Ewuś mama Borejko choć epizodyczna niby była moim guru ... ale do guru zwykle człekowi brakuje trochę zatem minie drugie trochę nim naumiem się nie dziwić ... nie oburzać a zrozumieć ... to co ? ... milczeć zatem ...
i kilka fotek na gorąco z rabat ... zmykam do prac w ogrodzie ... wrócę wieczorem ... chciałabym tylko zanim w robocze ubranko wskoczę posłać dużo ... dużo tego słońca z ogrodu ... wszystkim razem i ...
Ewuś nic tak mi nie poprawia humoru jak proste zawiłości konwersacji z Tobą ... wielopoziomowo
Betysiu ... podlej poczochrańca a wspomnienia takie jak to z dżentelmenem w białym kapeluszu ... takie jak to związane z historią domku i ogrodu ... i wiele innych przeżyć z miejsca, które wybrałaś na swój dom opisz ... i niech to będzie książka roku ... bardzo często trzeba sobie o takich chwilach poczytać ...

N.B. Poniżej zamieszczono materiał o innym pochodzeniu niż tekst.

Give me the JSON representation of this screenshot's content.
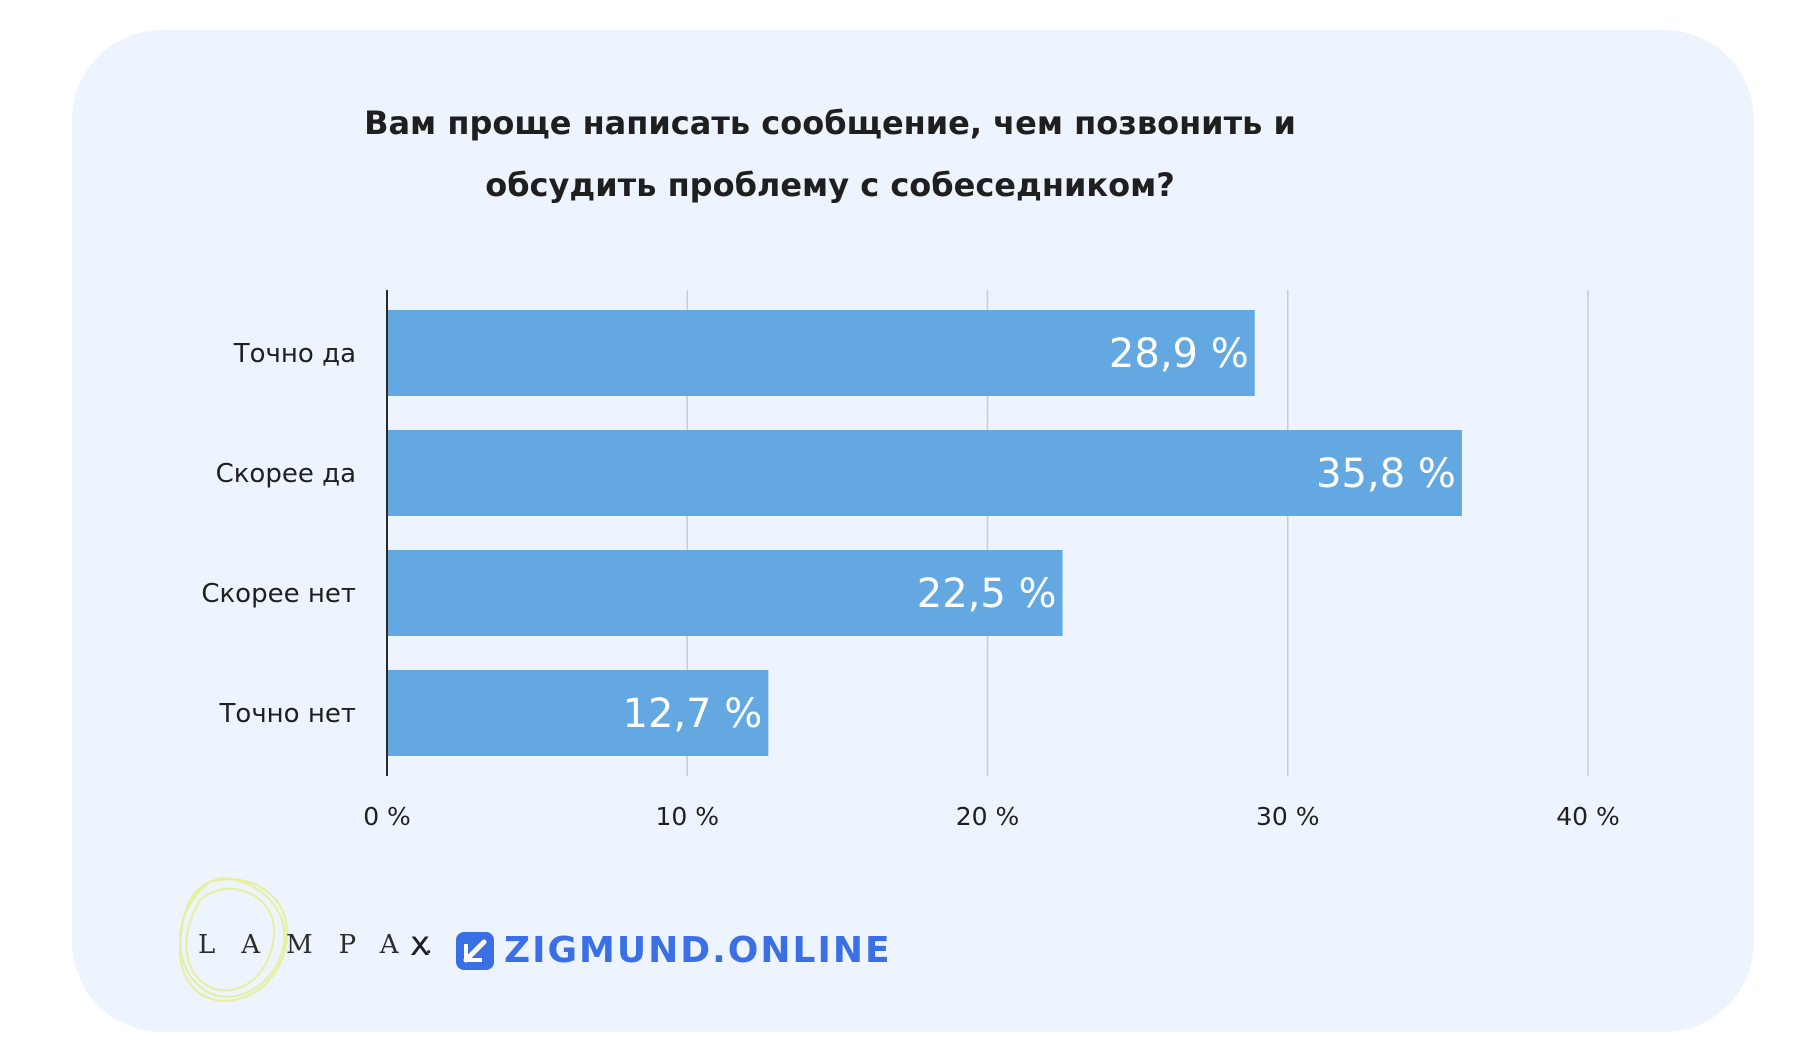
{
  "chart_data": {
    "type": "bar",
    "orientation": "horizontal",
    "title": "Вам проще написать сообщение, чем позвонить и обсудить проблему с собеседником?",
    "categories": [
      "Точно да",
      "Скорее да",
      "Скорее нет",
      "Точно нет"
    ],
    "values": [
      28.9,
      35.8,
      22.5,
      12.7
    ],
    "value_labels": [
      "28,9 %",
      "35,8 %",
      "22,5 %",
      "12,7 %"
    ],
    "xlim": [
      0,
      40
    ],
    "ticks": [
      0,
      10,
      20,
      30,
      40
    ],
    "tick_labels": [
      "0 %",
      "10 %",
      "20 %",
      "30 %",
      "40 %"
    ],
    "grid": true,
    "bar_color": "#63a8e1",
    "xlabel": "",
    "ylabel": ""
  },
  "footer": {
    "lampa_logo": "LAMPA.",
    "separator": "x",
    "zigmund_logo": "ZIGMUND.ONLINE",
    "zigmund_icon": "zigmund-square-icon",
    "zigmund_color": "#3a6fe6"
  }
}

Ana ... Tabula rasa i pozdrawiam
Madżenko kilka fotek słonecznej plaży poproszę ... i ochlap ode mnie Bałtyk
Haniu dziękuję ... śliczny kwiatek na dobry tydzień
witam ... mam piękny słoneczny dzień ... w tym musi być to ciepło z pozdrowień ... ... no i mam skarb ... natknęłam się dziś na drzewko ... w zasadzie to nie natknęłam a dojrzałam do zauważenia go bo mijam je codziennie ... a nim takie oto owoce ...
nie wiem jak się nazywają ale są wielkości rajskiego jabłuszka ... i będą idealne do wianka ... małe ... zwyczajne a cieszy
Noemi wiem, że szukasz takich ... jak chcesz mogę wysłać
Moniczko mam pytanie ... dziś natknęłam się na drzewko ... jego owoce wyglądają prawie jak jabłuszka ale to chyba jabłuszka nie są ... nie wiesz może co to może być ? ... i jak takie rajskie jabłuszka przechowywać ... czy swoje jakoś przygotowujesz do wianka ...?
wkleję zdjęcia ... i jak już obejrzysz oczywiście usunę ...
No proszę i znowu niesamowita historia. Zanim doszłam do końca opowieści, to przyszło mi do głowy, że może przypominałaś temu Panu jakąś niewiastę z młodzieńczych lat. Moż e to była jakś niespełniona miłość.
Kotek uroczy. Tkie najmniejsze i najsłabsze wyrastają na niezłe rozrabiaki. Moja tez była bidulka najmniejsza, a teraz buszuje po całym domu.
No i teraz zaczęło się. Babcia obrażona, że jej bukszpany zrobiły wypad z rabaty. Kazdy z nas miał inny pomysł na nasadzenia. Jedno było tylko pewne - wykorzystujemy to co jest w ogrodzie. Pod zadnym pozorem nie jedziemy do szkółek. To jeszcze nie koniec, ale na chwilę obecną rabata tak wygląda. Część bukszpanów wróciła na rabatkę. W tym roku nie chcę ich juz przycinać, więc wyglądają trochę nieciekawie, ala jak podrosna, to będą z nich niezłe kulki. No i hakuro została drastycznie przycięta, lepiej sie zaklimatyzuje na nowym miejscu. Wsadziłam jeszcze dwie piwonie i azalie. W planach są jeszcze nasadzenia cebulowych (tulipany, hiacynty) i ...... nie wiem co dalej.